À la prison de Fresnes, le bâtonnier et le député témoins de la vétusté et de la surpopulation

Toujours dans l’attente de grands travaux, la prison de Fresnes reste vétuste et en surpopulation chronique. Sept ans après l’accablant rapport de la Contrôleure générale des lieux de privation de liberté, les conditions d’accueil se sont améliorées mais les rongeurs et punaises de lit continuent de s’inviter dans les lieux. Ce lundi, le député du Val-de-Marne, Guillaume Gouffier-Valente (Renaissance), et le bâtonnier de Créteil, Édouard Billaux, sont venus constater sur place. Reportage.

Devant les grilles vertes de l’avenue de la Liberté, une famille sud-américaine attend qu’on lui ouvre. Munies d’un grand cabas pour trois, le petit clan est venu porter des draps à un proche incarcéré. “Pas les lundis.
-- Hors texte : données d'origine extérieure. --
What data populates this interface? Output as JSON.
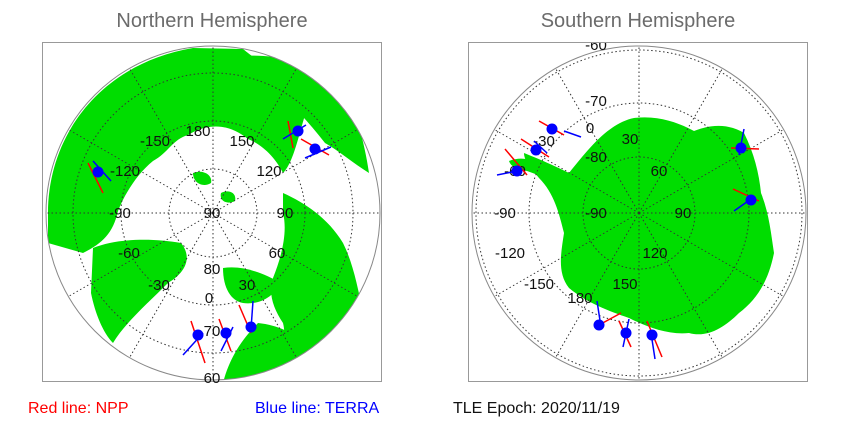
{
  "north": {
    "title": "Northern Hemisphere",
    "lon_labels": [
      "180",
      "150",
      "120",
      "90",
      "60",
      "30",
      "0",
      "-30",
      "-60",
      "-90",
      "-120",
      "-150"
    ],
    "lat_labels": [
      "90",
      "80",
      "70",
      "60"
    ]
  },
  "south": {
    "title": "Southern Hemisphere",
    "lon_labels": [
      "0",
      "30",
      "60",
      "90",
      "120",
      "150",
      "180",
      "-150",
      "-120",
      "-90",
      "-60",
      "-30"
    ],
    "lat_labels": [
      "-90",
      "-80",
      "-70",
      "-60"
    ]
  },
  "legend": {
    "npp": "Red line: NPP",
    "terra": "Blue line: TERRA",
    "epoch": "TLE Epoch: 2020/11/19"
  },
  "colors": {
    "land": "#00dd00",
    "npp": "#ff0000",
    "terra": "#0000ff"
  }
}
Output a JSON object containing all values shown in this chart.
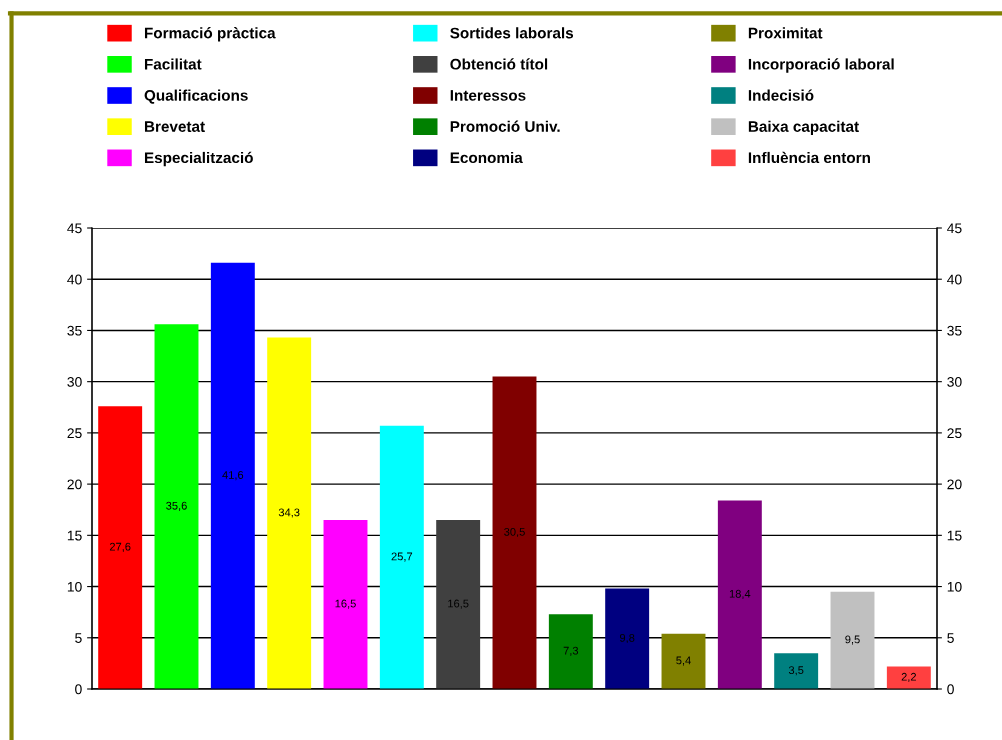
{
  "chart_data": {
    "type": "bar",
    "categories": [
      null,
      null,
      null,
      null,
      null,
      null,
      null,
      null,
      null,
      null,
      null,
      null,
      null,
      null,
      null
    ],
    "series": [
      {
        "name": "Formació pràctica",
        "color": "#ff0000",
        "values": [
          27.6,
          null,
          null,
          null,
          null,
          null,
          null,
          null,
          null,
          null,
          null,
          null,
          null,
          null,
          null
        ],
        "value_labels": [
          "27,6",
          null,
          null,
          null,
          null,
          null,
          null,
          null,
          null,
          null,
          null,
          null,
          null,
          null,
          null
        ]
      },
      {
        "name": "Facilitat",
        "color": "#00ff00",
        "values": [
          null,
          35.6,
          null,
          null,
          null,
          null,
          null,
          null,
          null,
          null,
          null,
          null,
          null,
          null,
          null
        ],
        "value_labels": [
          null,
          "35,6",
          null,
          null,
          null,
          null,
          null,
          null,
          null,
          null,
          null,
          null,
          null,
          null,
          null
        ]
      },
      {
        "name": "Qualificacions",
        "color": "#0000ff",
        "values": [
          null,
          null,
          41.6,
          null,
          null,
          null,
          null,
          null,
          null,
          null,
          null,
          null,
          null,
          null,
          null
        ],
        "value_labels": [
          null,
          null,
          "41,6",
          null,
          null,
          null,
          null,
          null,
          null,
          null,
          null,
          null,
          null,
          null,
          null
        ]
      },
      {
        "name": "Brevetat",
        "color": "#ffff00",
        "values": [
          null,
          null,
          null,
          34.3,
          null,
          null,
          null,
          null,
          null,
          null,
          null,
          null,
          null,
          null,
          null
        ],
        "value_labels": [
          null,
          null,
          null,
          "34,3",
          null,
          null,
          null,
          null,
          null,
          null,
          null,
          null,
          null,
          null,
          null
        ]
      },
      {
        "name": "Especialització",
        "color": "#ff00ff",
        "values": [
          null,
          null,
          null,
          null,
          16.5,
          null,
          null,
          null,
          null,
          null,
          null,
          null,
          null,
          null,
          null
        ],
        "value_labels": [
          null,
          null,
          null,
          null,
          "16,5",
          null,
          null,
          null,
          null,
          null,
          null,
          null,
          null,
          null,
          null
        ]
      },
      {
        "name": "Sortides laborals",
        "color": "#00ffff",
        "values": [
          null,
          null,
          null,
          null,
          null,
          25.7,
          null,
          null,
          null,
          null,
          null,
          null,
          null,
          null,
          null
        ],
        "value_labels": [
          null,
          null,
          null,
          null,
          null,
          "25,7",
          null,
          null,
          null,
          null,
          null,
          null,
          null,
          null,
          null
        ]
      },
      {
        "name": "Obtenció títol",
        "color": "#404040",
        "values": [
          null,
          null,
          null,
          null,
          null,
          null,
          16.5,
          null,
          null,
          null,
          null,
          null,
          null,
          null,
          null
        ],
        "value_labels": [
          null,
          null,
          null,
          null,
          null,
          null,
          "16,5",
          null,
          null,
          null,
          null,
          null,
          null,
          null,
          null
        ]
      },
      {
        "name": "Interessos",
        "color": "#800000",
        "values": [
          null,
          null,
          null,
          null,
          null,
          null,
          null,
          30.5,
          null,
          null,
          null,
          null,
          null,
          null,
          null
        ],
        "value_labels": [
          null,
          null,
          null,
          null,
          null,
          null,
          null,
          "30,5",
          null,
          null,
          null,
          null,
          null,
          null,
          null
        ]
      },
      {
        "name": "Promoció Univ.",
        "color": "#008000",
        "values": [
          null,
          null,
          null,
          null,
          null,
          null,
          null,
          null,
          7.3,
          null,
          null,
          null,
          null,
          null,
          null
        ],
        "value_labels": [
          null,
          null,
          null,
          null,
          null,
          null,
          null,
          null,
          "7,3",
          null,
          null,
          null,
          null,
          null,
          null
        ]
      },
      {
        "name": "Economia",
        "color": "#000080",
        "values": [
          null,
          null,
          null,
          null,
          null,
          null,
          null,
          null,
          null,
          9.8,
          null,
          null,
          null,
          null,
          null
        ],
        "value_labels": [
          null,
          null,
          null,
          null,
          null,
          null,
          null,
          null,
          null,
          "9,8",
          null,
          null,
          null,
          null,
          null
        ]
      },
      {
        "name": "Proximitat",
        "color": "#808000",
        "values": [
          null,
          null,
          null,
          null,
          null,
          null,
          null,
          null,
          null,
          null,
          5.4,
          null,
          null,
          null,
          null
        ],
        "value_labels": [
          null,
          null,
          null,
          null,
          null,
          null,
          null,
          null,
          null,
          null,
          "5,4",
          null,
          null,
          null,
          null
        ]
      },
      {
        "name": "Incorporació laboral",
        "color": "#800080",
        "values": [
          null,
          null,
          null,
          null,
          null,
          null,
          null,
          null,
          null,
          null,
          null,
          18.4,
          null,
          null,
          null
        ],
        "value_labels": [
          null,
          null,
          null,
          null,
          null,
          null,
          null,
          null,
          null,
          null,
          null,
          "18,4",
          null,
          null,
          null
        ]
      },
      {
        "name": "Indecisió",
        "color": "#008080",
        "values": [
          null,
          null,
          null,
          null,
          null,
          null,
          null,
          null,
          null,
          null,
          null,
          null,
          3.5,
          null,
          null
        ],
        "value_labels": [
          null,
          null,
          null,
          null,
          null,
          null,
          null,
          null,
          null,
          null,
          null,
          null,
          "3,5",
          null,
          null
        ]
      },
      {
        "name": "Baixa capacitat",
        "color": "#c0c0c0",
        "values": [
          null,
          null,
          null,
          null,
          null,
          null,
          null,
          null,
          null,
          null,
          null,
          null,
          null,
          9.5,
          null
        ],
        "value_labels": [
          null,
          null,
          null,
          null,
          null,
          null,
          null,
          null,
          null,
          null,
          null,
          null,
          null,
          "9,5",
          null
        ]
      },
      {
        "name": "Influència entorn",
        "color": "#ff4040",
        "values": [
          null,
          null,
          null,
          null,
          null,
          null,
          null,
          null,
          null,
          null,
          null,
          null,
          null,
          null,
          2.2
        ],
        "value_labels": [
          null,
          null,
          null,
          null,
          null,
          null,
          null,
          null,
          null,
          null,
          null,
          null,
          null,
          null,
          "2,2"
        ]
      }
    ],
    "ylim": [
      0,
      45
    ],
    "yticks": [
      0,
      5,
      10,
      15,
      20,
      25,
      30,
      35,
      40,
      45
    ],
    "y2lim": [
      0,
      45
    ],
    "y2ticks": [
      0,
      5,
      10,
      15,
      20,
      25,
      30,
      35,
      40,
      45
    ],
    "grid": "y",
    "legend": "top"
  }
}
Je ne peux rien faire”, leur explique un surveillant pénitentiaire, rangers aux pieds et talkie-walkie à la main. L’air sincèrement désolé, il se démène pour leur trouver le numéro à composer pour obtenir le rendez-vous qui leur permettra de déposer le linge. “C’est souvent comme ça quand les gens viennent pour la première fois”, constate-t-il, habitué.

Derrière les grilles, la prison de Fresnes, la plus ancienne de France – elle fêtera ses 125 ans les 21 et 22 juin prochain. “C’est aussi la plus vétuste”, glisse Édouard Billaux, bâtonnier de Créteil. L’avocat accompagne Guillaume Gouffier-Valente, député Renaissance du Val-de-Marne, en visite parlementaire sur les lieux. Contexte de cette visite : la veille du début des discussions au Sénat du projet de loi d’orientation et de programmation du ministère de la Justice 2023-2027. Le texte prévoit notamment la construction de nouvelles places de prison, le recrutement de personnel pénitentiaire, et leur montée en grade.
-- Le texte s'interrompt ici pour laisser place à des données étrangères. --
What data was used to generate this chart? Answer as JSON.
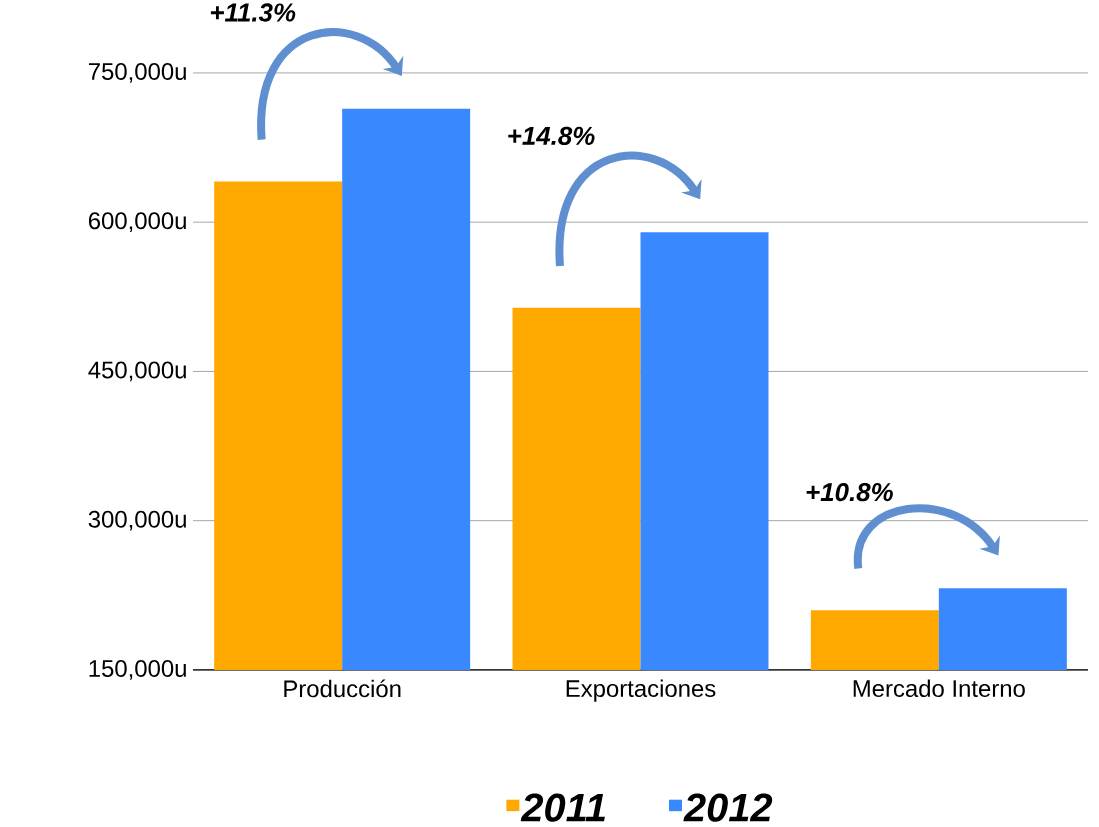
{
  "chart_data": {
    "type": "bar",
    "categories": [
      "Producción",
      "Exportaciones",
      "Mercado Interno"
    ],
    "series": [
      {
        "name": "2011",
        "color": "#ffa800",
        "values": [
          641000,
          514000,
          210000
        ]
      },
      {
        "name": "2012",
        "color": "#3a88fd",
        "values": [
          714000,
          590000,
          232000
        ]
      }
    ],
    "ylim": [
      150000,
      750000
    ],
    "yticks": [
      {
        "value": 150000,
        "label": "150,000u"
      },
      {
        "value": 300000,
        "label": "300,000u"
      },
      {
        "value": 450000,
        "label": "450,000u"
      },
      {
        "value": 600000,
        "label": "600,000u"
      },
      {
        "value": 750000,
        "label": "750,000u"
      }
    ],
    "annotations": [
      "+11.3%",
      "+14.8%",
      "+10.8%"
    ],
    "grid": "y",
    "legend": "bottom"
  }
}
Suroccupation chronique et délétère

La Maison d’arrêt de Fresnes, qui accueille aussi bien des prévenus en attente de jugement que des personnes condamnées à des courtes peines, compte actuellement quelque 1800 détenus pour 1300 places, soit un taux d’occupation de 138 %. Une situation problématique, mais qui a déjà été pire : il y a encore cinq ans, la suroccupation avait atteint les 200%. “Lors de ma précédente visite, les détenus partageaient leur cellule à trois”, se rappelle Guillaume Gouffier-Valente, déjà venu il y a quelques années, alors qu’il était collaborateur du député-maire de Fresnes Jean-Jacques Bridey. Aujourd’hui, sauf en quartiers d’isolement, les prisonniers dorment à deux. L’emprisonnement individuel est pourtant prévu par la loi depuis 1875, mais n’a jamais avoir été appliqué. “ll y a eu une amélioration, il faut continuer sur une telle dynamique”, tente de positiver l’élu.
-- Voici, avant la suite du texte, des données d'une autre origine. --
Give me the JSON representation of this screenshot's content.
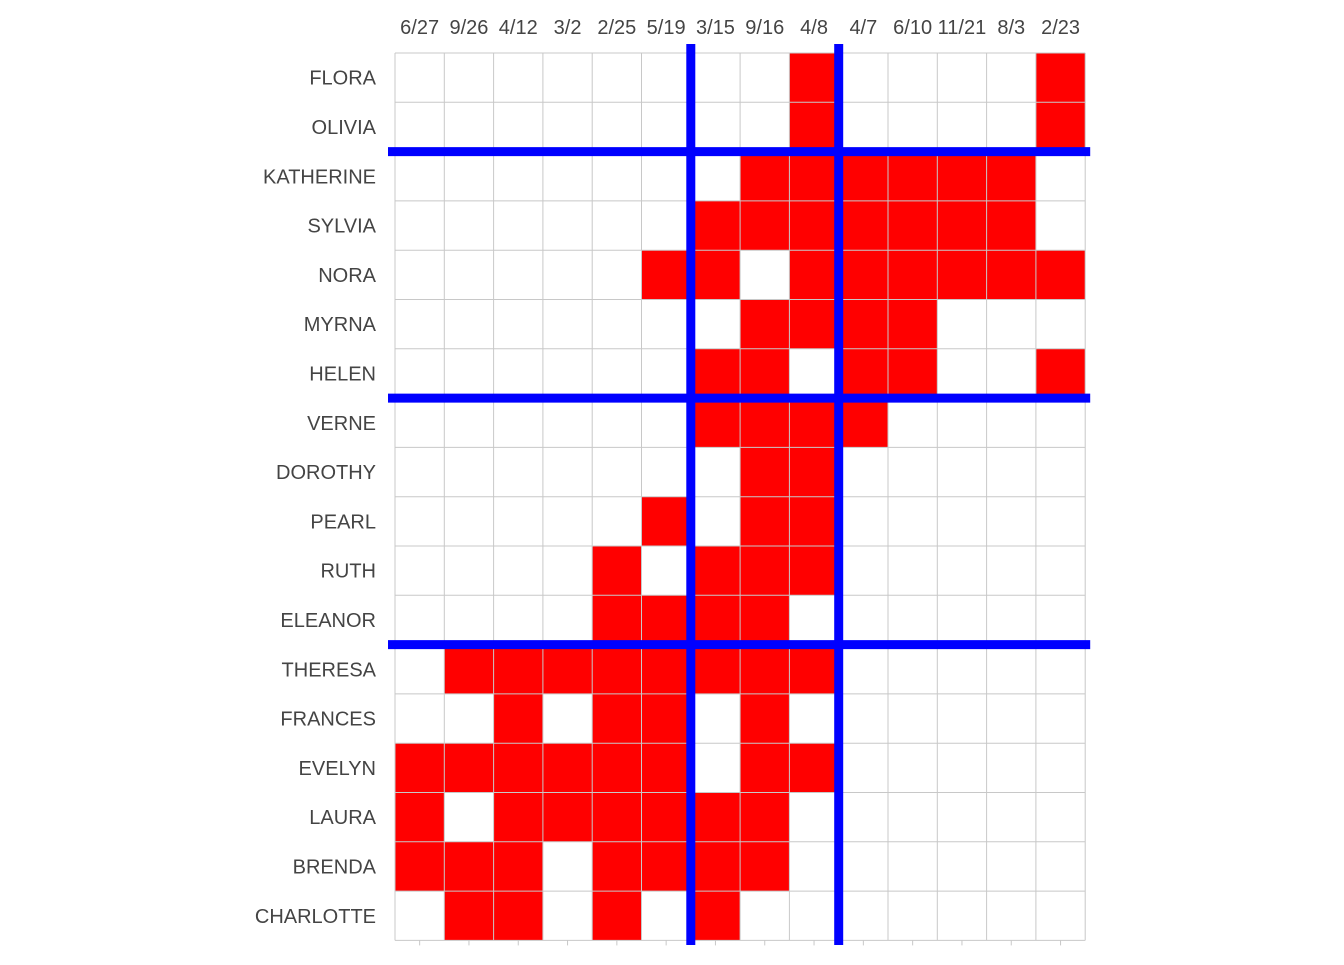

Pendant la crise du coronavirus, les ordonnances de libération des détenus en fin de peine, émises pour enrayer la propagation du virus dans ces lieux exigus, avaient fait chuter l’occupation à un “record” de 108% – du jamais vu depuis des décennies. “Pendant la crise sanitaire, nous avons perdu plus de 600 détenus en quatre mois”, détaille Jimmy Delliste, directeur du centre pénitentiaire. Le retour au “monde d’avant” aura ensuite fait repartir les indicateurs à la hausse. En mai dernier, avec 73 162 détenus, la France a atteint son nouveau “record” de personnes incarcérées, portant le taux d’occupation moyen des prisons françaises à 120%.

Lire : Moins de détenus à Fresnes, mais jusqu’à quand ?

En cause, notamment : le recours à la détention provisoire, ainsi qu’aux courtes peines. “Le problème, c’est les effets de bords”, explique un membre de l’administration pénitentiaire. “Par exemple, quand on dit à un juge qu’il ne peut pas mettre une peine de moins d’un mois de prison, il aura tendance à en mettre deux. Il y a un allongement mécanique des peines.”

Accueillant plus de condamnés que sa capacité, l’établissement se dégrade aussi plus rapidement. Fin 2016, la Contrôleure générale des lieux de privation de liberté avait dressé un tableau sévère des conditions d’accueil, constant la présence de rats, cafards, punaises de lit.

Lire : Le scandale sanitaire de la prison de Fresnes confirmé par la Contrôleure générale des lieux de privation de liberté

Recours en justice : l’Etat condamné

Fin 2016, l’Observatoire international des prisons a attaqué à l’Etat en justice. Un an plus tard, c’est cette fois la Cour européenne des droits de l’Homme qui a été saisie par l’association ainsi que des avocats.

Depuis, l’Etat a été condamné à plusieurs reprises et, en plus de mesures d’urgences, des travaux d’ampleur doivent remettre à niveau l’établissement, qui ne sont toujours pas planifiés.

Nouveau bâtiment d’accueil des familles, nouvelles cours

De nouveaux équipements ont vu le jour, comme un nouveau bâtiment d’accueil pour les visiteurs avec aires de jeux pour enfants et espaces de détente, inauguré en mars dernier.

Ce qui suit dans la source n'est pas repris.